As an aside, I watched Francis Ford Coppola's Dracula recently. Weirdly, it makes perfect sense if you see it as a tribute to Roger Corman, especially if you go to IMDB and find out that Coppola worked as assistant director for Corman during the Hammer Horror years. I have to admit I squeed and then continuted watching the film through new, Hammer oriented eyes. There's something about the colours and the sets and the art direction that is deeply deeply evocative of Corman's Hammer films. I must've watched a Hammer horror film every Friday night for years when I was little, as probably did most of the UK population in the 70s.

***

In other news, bidding for my fiction services ends at midnight (GMT) tomorrow.

Date: 2008-01-26 12:42 am (UTC)
From: [identity profile] kisarazumama.livejournal.com
In Search of... is pretty good, but awfully general--too much space wasted on the tie-in with Stoker and the vamp mythos) If you'd like to get more in-depth without having to read Romanian, I'd suggest Florescu & McNally's follow-up book, Dracula: Prince of Many Faces. Much more historical work in that one.

As far as we were able to determine in 20+ years of reading on the topic, Vlad simply never forgave Radu for (a) choosing a different means of coping during their childhood in Turkish captivity (--conveniently forgetting, I think, that he, Vlad, was a relatively tough age seven or eight when they arrived in Egrigoz, while Radu was about four and "no taller than a bouquet of flowers" in their father's heartbreaking phrase) (b) turning out gay and (c) ending up a better liked, more successful and longer-reigning prince of Wallachia than he did, not always in that order. By all accounts, Radu was a natural diplomat and a charmer just about from birth, and when Vlad's hard-line anti-Ottoman stance had the country exhausted, Radu's long history of personal friendship with the Turks (he was Mehmet's lover, of course, but he was also genuinely open-minded and and appreciated the scholarship and civilization of Turkish society) allowed him to forge a compromise deal that got Wallachia off a lot more easily than most countries under Ottoman dominion.

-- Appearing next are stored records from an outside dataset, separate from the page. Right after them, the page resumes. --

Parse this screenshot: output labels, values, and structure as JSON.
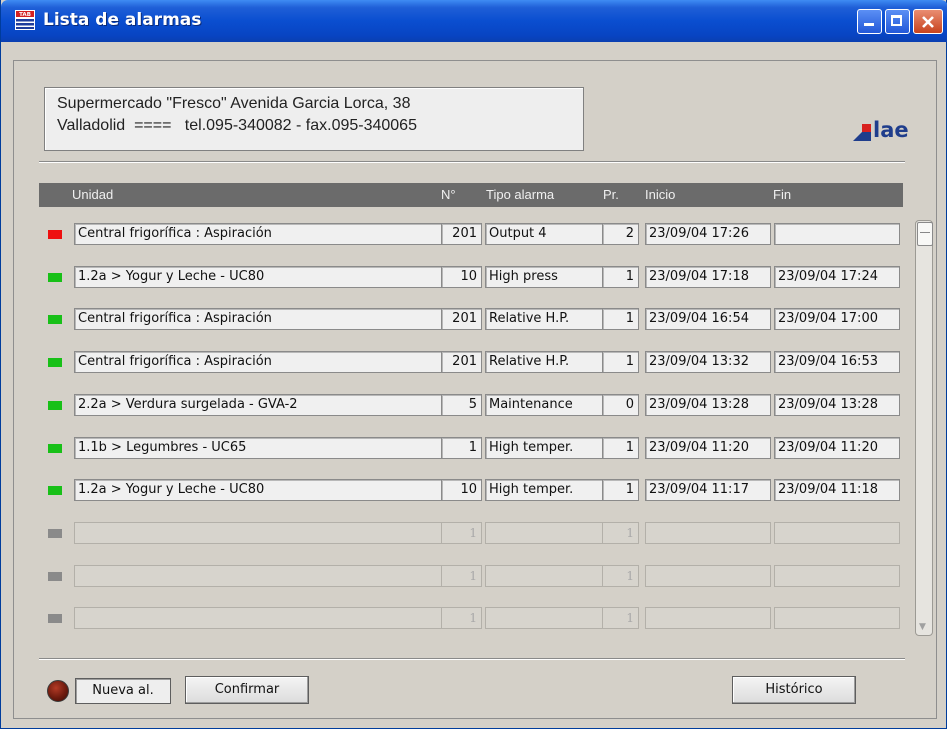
{
  "window": {
    "title": "Lista de alarmas",
    "icon": "app-logo-icon"
  },
  "info": {
    "line1": "Supermercado \"Fresco\" Avenida Garcia Lorca, 38",
    "line2": "Valladolid  ====   tel.095-340082 - fax.095-340065"
  },
  "logo": {
    "text": "lae",
    "color": "#1f3d8c",
    "accent": "#d8201e"
  },
  "table": {
    "headers": {
      "unidad": "Unidad",
      "no": "N°",
      "tipo": "Tipo alarma",
      "pr": "Pr.",
      "inicio": "Inicio",
      "fin": "Fin"
    },
    "rows": [
      {
        "status": "active",
        "unidad": "Central frigorífica : Aspiración",
        "no": "201",
        "tipo": "Output 4",
        "pr": "2",
        "inicio": "23/09/04  17:26",
        "fin": ""
      },
      {
        "status": "ok",
        "unidad": "1.2a > Yogur y Leche - UC80",
        "no": "10",
        "tipo": "High press",
        "pr": "1",
        "inicio": "23/09/04  17:18",
        "fin": "23/09/04  17:24"
      },
      {
        "status": "ok",
        "unidad": "Central frigorífica : Aspiración",
        "no": "201",
        "tipo": "Relative H.P.",
        "pr": "1",
        "inicio": "23/09/04  16:54",
        "fin": "23/09/04  17:00"
      },
      {
        "status": "ok",
        "unidad": "Central frigorífica : Aspiración",
        "no": "201",
        "tipo": "Relative H.P.",
        "pr": "1",
        "inicio": "23/09/04  13:32",
        "fin": "23/09/04  16:53"
      },
      {
        "status": "ok",
        "unidad": "2.2a > Verdura surgelada - GVA-2",
        "no": "5",
        "tipo": "Maintenance",
        "pr": "0",
        "inicio": "23/09/04  13:28",
        "fin": "23/09/04  13:28"
      },
      {
        "status": "ok",
        "unidad": "1.1b > Legumbres - UC65",
        "no": "1",
        "tipo": "High temper.",
        "pr": "1",
        "inicio": "23/09/04  11:20",
        "fin": "23/09/04  11:20"
      },
      {
        "status": "ok",
        "unidad": "1.2a > Yogur y Leche - UC80",
        "no": "10",
        "tipo": "High temper.",
        "pr": "1",
        "inicio": "23/09/04  11:17",
        "fin": "23/09/04  11:18"
      },
      {
        "status": "empty",
        "unidad": "",
        "no": "1",
        "tipo": "",
        "pr": "1",
        "inicio": "",
        "fin": ""
      },
      {
        "status": "empty",
        "unidad": "",
        "no": "1",
        "tipo": "",
        "pr": "1",
        "inicio": "",
        "fin": ""
      },
      {
        "status": "empty",
        "unidad": "",
        "no": "1",
        "tipo": "",
        "pr": "1",
        "inicio": "",
        "fin": ""
      }
    ]
  },
  "status_colors": {
    "active": "#ee1010",
    "ok": "#18c018",
    "empty": "#8a8a8a"
  },
  "buttons": {
    "nueva": "Nueva al.",
    "confirmar": "Confirmar",
    "historico": "Histórico"
  }
}
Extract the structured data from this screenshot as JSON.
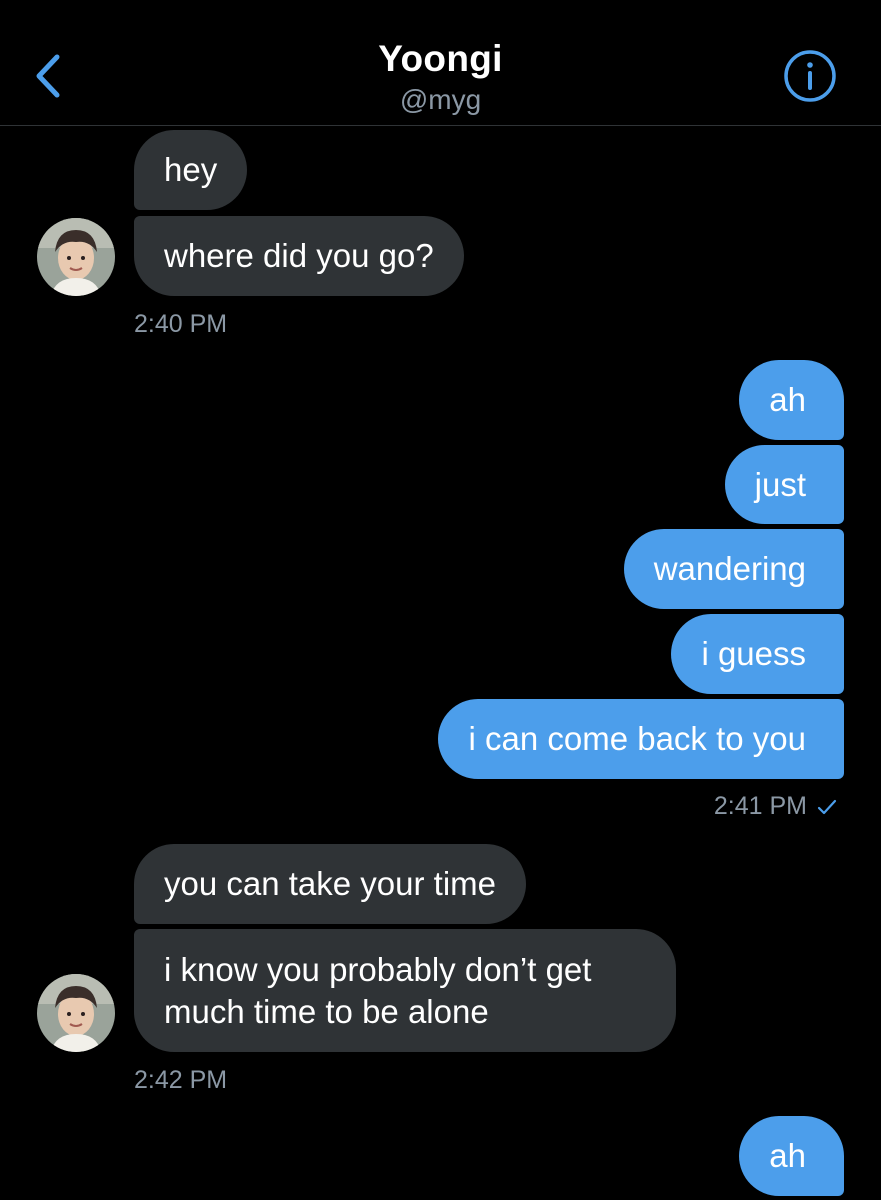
{
  "header": {
    "title": "Yoongi",
    "subtitle": "@myg",
    "back_icon": "chevron-left-icon",
    "info_icon": "info-circle-icon"
  },
  "colors": {
    "background": "#000000",
    "incoming_bubble": "#2f3336",
    "outgoing_bubble": "#4c9eeb",
    "accent": "#4c9eeb",
    "muted_text": "#8b98a5"
  },
  "messages": [
    {
      "text": "hey"
    },
    {
      "text": "where did you go?"
    },
    {
      "time": "2:40 PM"
    },
    {
      "text": "ah"
    },
    {
      "text": "just"
    },
    {
      "text": "wandering"
    },
    {
      "text": "i guess"
    },
    {
      "text": "i can come back to you"
    },
    {
      "time": "2:41 PM"
    },
    {
      "text": "you can take your time"
    },
    {
      "text": "i know you probably don’t get much time to be alone"
    },
    {
      "time": "2:42 PM"
    },
    {
      "text": "ah"
    }
  ]
}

All Vlad, however, could see was his pretty little brother submitting to the Infidel in a lot more ways than one. (There's no explicit documentation of Vlad's reaction to the Radu-Mehmet relationship, but I'd bet anything he was utterly outraged, uptight SOB that he was.)

But maybe you knew all this already...it's never safe to get me started. (As you might guess, it's been a topic of intense study in my house for a long time, as these stacks of books can attest. (It's one of our long-time sighs that though Radu is known to have been a world-class looker--he wasn't called "Radu the Handsome" for nothing--no portrait of him seems to exist, and even a a scholar as thorough as Kurt Treptow ended up having to rely on an artist's conception. What a shame.)

Date: 2008-01-26 11:24 am (UTC)
From: [identity profile] louiselux.livejournal.com
I'm so incredibly pleased that I have an expert on this on my flist! I know the basic outline of their story, which you outline above, but I am so keen to hear more, seriously, anything you want to share. Tips for further reading would be much appreciated and obviously your own thoughts on them. I'm totally fascinated by all of three of these people.

I suppose Radu looked somewhat similar to Vlad, only prettier? I'd like to see the artist's interpretation.

Date: 2008-01-27 08:18 am (UTC)
From: [identity profile] kisarazumama.livejournal.com
My pleasure.
Image Radu cel Frumos by Octavian Ion Penda (http://s133.photobucket.com/albums/q64/kisarazu-mama/?action=view&current=radu-imagecopy.jpg)
Sorry it isn't a better scan.

Date: 2008-01-28 11:01 am (UTC)
From: [identity profile] louiselux.livejournal.com
Thank you. Even though it's rather small, I think I can detect a family likeness there. The fanart below is pretty too.